Savage needed to find that out. Brandon might forgive and move on to other things, but if he was set on getting a payload, he might be angry enough to retaliate against Seychelle. Savage detested that he wasn’t with her to watch over her himself. He knew he could rely on his brothers and sisters, but it left him feeling impotent and out of sorts. Edgy. Angry. At himself. At the circumstances. Even at Seychelle, for not letting him explain.
If it wasn’t bad enough that Brandon had wormed his way into Doris’s life, he was now walking with his latest girlfriend along the road between Seychelle’s cottage and the headlands. Ever since the conversation, three times a week, he had parked his car up the street and forced a very reluctant girlfriend to walk, no matter the weather, in the evening with him.
The girl appeared, according to the Torpedo Ink members who watched over Seychelle, to be very young and too thin, listless, yet eager to please Brandon, hurrying to do whatever he whispered to her. After she did it, he whispered again to her, and she would get tears in her eyes and look at the ground as if she hadn’t met his expectations. They always walked past Seychelle’s cottage, and he would stare at it, even as he kissed his girlfriend or acted as if he was nibbling on her neck.
Aside from Brandon coming three times a week to walk by the cottage, an older man of about fifty had appeared on the headlands with a camera, taking photographs of the birds, or appearing to do so. Then he photographed the cottages along the road where Seychelle lived. That wasn’t necessarily a threat. The buildings were historic, and more than one person had painted and photographed them.
The man returned a few days later and set up an easel to paint, tucking photographs in the corners of his canvas, facing the cottages. His camera hung around his neck. That was unusual and a red flag for Keys, who happened to be watching over Seychelle that day. He kept his eyes on the “artist.”

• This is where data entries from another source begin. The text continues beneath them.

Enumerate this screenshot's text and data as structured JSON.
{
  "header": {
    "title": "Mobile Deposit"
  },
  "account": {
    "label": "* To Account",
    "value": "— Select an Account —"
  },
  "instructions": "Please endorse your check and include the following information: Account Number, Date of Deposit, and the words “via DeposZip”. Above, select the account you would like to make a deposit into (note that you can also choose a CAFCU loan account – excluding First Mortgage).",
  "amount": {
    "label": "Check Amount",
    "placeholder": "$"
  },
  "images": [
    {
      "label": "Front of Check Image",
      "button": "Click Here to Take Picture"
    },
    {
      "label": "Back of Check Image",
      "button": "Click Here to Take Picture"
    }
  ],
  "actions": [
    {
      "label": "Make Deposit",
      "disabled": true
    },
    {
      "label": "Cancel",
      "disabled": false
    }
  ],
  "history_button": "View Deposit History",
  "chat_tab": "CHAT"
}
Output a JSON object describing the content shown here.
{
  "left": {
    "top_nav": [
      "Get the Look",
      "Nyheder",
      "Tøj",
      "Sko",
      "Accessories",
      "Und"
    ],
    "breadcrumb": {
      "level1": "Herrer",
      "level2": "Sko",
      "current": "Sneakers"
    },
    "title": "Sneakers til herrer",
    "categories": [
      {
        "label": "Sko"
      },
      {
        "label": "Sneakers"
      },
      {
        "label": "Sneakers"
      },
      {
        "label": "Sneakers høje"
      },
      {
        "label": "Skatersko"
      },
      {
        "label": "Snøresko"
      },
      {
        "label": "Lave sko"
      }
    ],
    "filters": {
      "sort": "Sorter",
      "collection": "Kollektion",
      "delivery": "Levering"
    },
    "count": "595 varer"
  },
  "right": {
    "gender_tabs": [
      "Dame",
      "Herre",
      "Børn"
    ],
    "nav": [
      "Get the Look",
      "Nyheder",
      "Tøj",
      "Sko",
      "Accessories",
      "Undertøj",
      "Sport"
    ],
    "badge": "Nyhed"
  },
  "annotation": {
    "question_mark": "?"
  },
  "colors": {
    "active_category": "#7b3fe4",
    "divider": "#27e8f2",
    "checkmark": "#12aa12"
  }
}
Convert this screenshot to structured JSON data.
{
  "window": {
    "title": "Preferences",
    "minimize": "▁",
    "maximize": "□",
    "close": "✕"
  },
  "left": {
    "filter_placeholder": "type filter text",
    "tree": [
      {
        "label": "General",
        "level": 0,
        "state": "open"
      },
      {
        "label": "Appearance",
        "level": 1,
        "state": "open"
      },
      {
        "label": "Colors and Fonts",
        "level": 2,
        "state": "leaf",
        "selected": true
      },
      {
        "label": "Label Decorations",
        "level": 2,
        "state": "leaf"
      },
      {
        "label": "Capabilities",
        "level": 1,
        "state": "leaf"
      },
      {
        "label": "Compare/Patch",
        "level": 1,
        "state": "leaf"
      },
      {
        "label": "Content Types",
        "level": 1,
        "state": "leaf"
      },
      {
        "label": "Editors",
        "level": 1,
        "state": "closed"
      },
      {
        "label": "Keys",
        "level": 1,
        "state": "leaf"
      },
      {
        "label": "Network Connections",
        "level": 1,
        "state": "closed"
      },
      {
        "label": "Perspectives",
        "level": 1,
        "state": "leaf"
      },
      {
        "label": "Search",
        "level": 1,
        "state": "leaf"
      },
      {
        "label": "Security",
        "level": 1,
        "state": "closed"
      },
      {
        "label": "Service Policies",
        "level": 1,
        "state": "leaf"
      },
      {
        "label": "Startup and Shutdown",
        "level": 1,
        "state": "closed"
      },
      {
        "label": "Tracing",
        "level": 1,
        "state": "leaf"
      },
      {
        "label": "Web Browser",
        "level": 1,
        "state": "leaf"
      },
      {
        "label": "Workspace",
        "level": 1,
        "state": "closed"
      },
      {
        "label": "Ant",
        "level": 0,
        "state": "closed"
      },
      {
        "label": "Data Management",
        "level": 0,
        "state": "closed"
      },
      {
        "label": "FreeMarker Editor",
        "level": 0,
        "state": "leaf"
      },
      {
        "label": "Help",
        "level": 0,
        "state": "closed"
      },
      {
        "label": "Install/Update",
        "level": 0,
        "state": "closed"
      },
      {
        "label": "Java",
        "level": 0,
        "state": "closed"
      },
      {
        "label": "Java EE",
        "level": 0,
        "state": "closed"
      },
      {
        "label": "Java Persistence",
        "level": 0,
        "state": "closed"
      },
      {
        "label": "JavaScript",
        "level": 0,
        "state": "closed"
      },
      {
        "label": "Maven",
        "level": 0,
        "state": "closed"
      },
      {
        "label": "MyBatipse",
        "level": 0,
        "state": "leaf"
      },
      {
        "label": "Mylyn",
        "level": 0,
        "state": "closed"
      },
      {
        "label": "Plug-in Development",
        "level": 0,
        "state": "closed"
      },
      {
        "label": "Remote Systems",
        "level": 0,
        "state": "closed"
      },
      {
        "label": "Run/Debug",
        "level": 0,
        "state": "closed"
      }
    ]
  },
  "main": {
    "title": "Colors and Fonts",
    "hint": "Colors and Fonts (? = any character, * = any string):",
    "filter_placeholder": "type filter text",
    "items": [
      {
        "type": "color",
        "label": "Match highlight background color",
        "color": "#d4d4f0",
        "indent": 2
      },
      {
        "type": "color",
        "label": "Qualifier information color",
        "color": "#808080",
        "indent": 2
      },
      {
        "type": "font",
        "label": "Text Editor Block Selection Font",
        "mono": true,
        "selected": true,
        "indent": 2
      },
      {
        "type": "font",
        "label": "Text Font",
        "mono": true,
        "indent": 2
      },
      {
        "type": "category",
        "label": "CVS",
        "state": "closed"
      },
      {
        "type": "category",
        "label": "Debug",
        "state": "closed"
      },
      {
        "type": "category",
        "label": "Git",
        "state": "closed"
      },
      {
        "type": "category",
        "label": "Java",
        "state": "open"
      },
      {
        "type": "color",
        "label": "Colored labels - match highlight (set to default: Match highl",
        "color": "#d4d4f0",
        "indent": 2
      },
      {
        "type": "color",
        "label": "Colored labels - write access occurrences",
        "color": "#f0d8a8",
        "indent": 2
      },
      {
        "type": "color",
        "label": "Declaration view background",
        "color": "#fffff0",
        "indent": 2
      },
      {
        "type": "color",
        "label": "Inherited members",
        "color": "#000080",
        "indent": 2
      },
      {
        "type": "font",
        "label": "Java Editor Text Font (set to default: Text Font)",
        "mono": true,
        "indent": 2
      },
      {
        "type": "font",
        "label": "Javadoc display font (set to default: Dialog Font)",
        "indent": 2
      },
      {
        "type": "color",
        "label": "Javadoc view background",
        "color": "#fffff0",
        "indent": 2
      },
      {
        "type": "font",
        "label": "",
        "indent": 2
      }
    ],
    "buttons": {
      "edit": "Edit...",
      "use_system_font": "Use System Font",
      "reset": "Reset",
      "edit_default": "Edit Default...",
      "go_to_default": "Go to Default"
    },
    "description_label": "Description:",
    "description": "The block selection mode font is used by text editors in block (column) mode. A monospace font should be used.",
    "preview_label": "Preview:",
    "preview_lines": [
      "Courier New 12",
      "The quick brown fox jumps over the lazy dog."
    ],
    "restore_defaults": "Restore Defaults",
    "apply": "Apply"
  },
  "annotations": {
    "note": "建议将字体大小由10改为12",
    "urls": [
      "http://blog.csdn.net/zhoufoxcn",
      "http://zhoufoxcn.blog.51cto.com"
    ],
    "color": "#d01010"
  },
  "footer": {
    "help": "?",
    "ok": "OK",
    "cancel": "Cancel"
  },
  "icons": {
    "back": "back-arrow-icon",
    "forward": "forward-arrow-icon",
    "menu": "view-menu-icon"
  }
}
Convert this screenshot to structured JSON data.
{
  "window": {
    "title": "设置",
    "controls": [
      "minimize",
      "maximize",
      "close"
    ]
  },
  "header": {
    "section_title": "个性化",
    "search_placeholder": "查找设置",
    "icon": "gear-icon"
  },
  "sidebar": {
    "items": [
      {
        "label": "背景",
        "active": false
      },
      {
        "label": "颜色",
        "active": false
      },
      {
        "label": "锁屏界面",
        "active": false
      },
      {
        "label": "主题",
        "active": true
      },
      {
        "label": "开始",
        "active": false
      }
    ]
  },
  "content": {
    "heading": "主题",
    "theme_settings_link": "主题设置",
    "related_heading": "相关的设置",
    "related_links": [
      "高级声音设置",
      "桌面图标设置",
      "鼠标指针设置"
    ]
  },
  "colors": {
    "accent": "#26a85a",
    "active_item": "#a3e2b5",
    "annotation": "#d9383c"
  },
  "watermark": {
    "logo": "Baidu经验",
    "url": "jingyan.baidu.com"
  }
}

Seychelle emerged from her cottage to take a walk on the headlands around five that afternoon. The artist had lost the light. He hadn’t packed up his equipment. He’d eaten. He’d dabbed a few strokes of paint here and there on the canvas, but for the most part he’d gotten up and paced or stretched. The moment Seychelle walked out her front door, the man came to life, putting down his paintbrush and catching up his camera.
He took several pictures of her as she walked across the street toward the narrow path leading to the bluffs. He had to turn away from her as she came toward him, but the moment she was parallel with him, he backed away to put distance between them and began snapping her picture. He took photographs of her standing on the bluff with her hair blowing wildly and then more as she returned to her cottage.
Keys followed the stranger to the local hotel and waited until he had gone to dinner before entering his hotel room. Evidently, the man was a private investigator. Keys turned over his name to Code and, with a little digging, Code discovered Joseph Arnold had hired him to take pictures of Seychelle and report on her movements.
Savage thought his head might explode. His woman sat in her cottage, totally oblivious to the danger. In fact, with Brandon, she invited it to her. He was grateful for his Torpedo Ink brethren. Each of them took shifts, even those who were married.
His woman was racking up indiscretions, things they were going to be dealing with once she was back under his wing, because he was determined he was getting her back. He was willing her back to him. Finding a way. They belonged. She knew it. He knew it. She was scared and hurt and had every reason to be. She just had to want to be with him more than both of those things.
NINE
Savage went to the bar every Thursday night hoping Seychelle would come to sing with Maestro and the others jamming. He sat at the same table, at the very back, nursing a beer, willing her to come to him. To give herself to him. He knew what the cost would be to her, and it would be enormous. Still, now he knew he had something to give her back.
She needed him every bit as much as he needed her. He didn’t just need her. He wanted her. Her brightness. Her compassion. Her laughter. That directness that got to him every time. The way she was with the older people who counted on her. She gave and gave and didn’t ask for anything in return. He knew he could give a lot to her. He wanted to.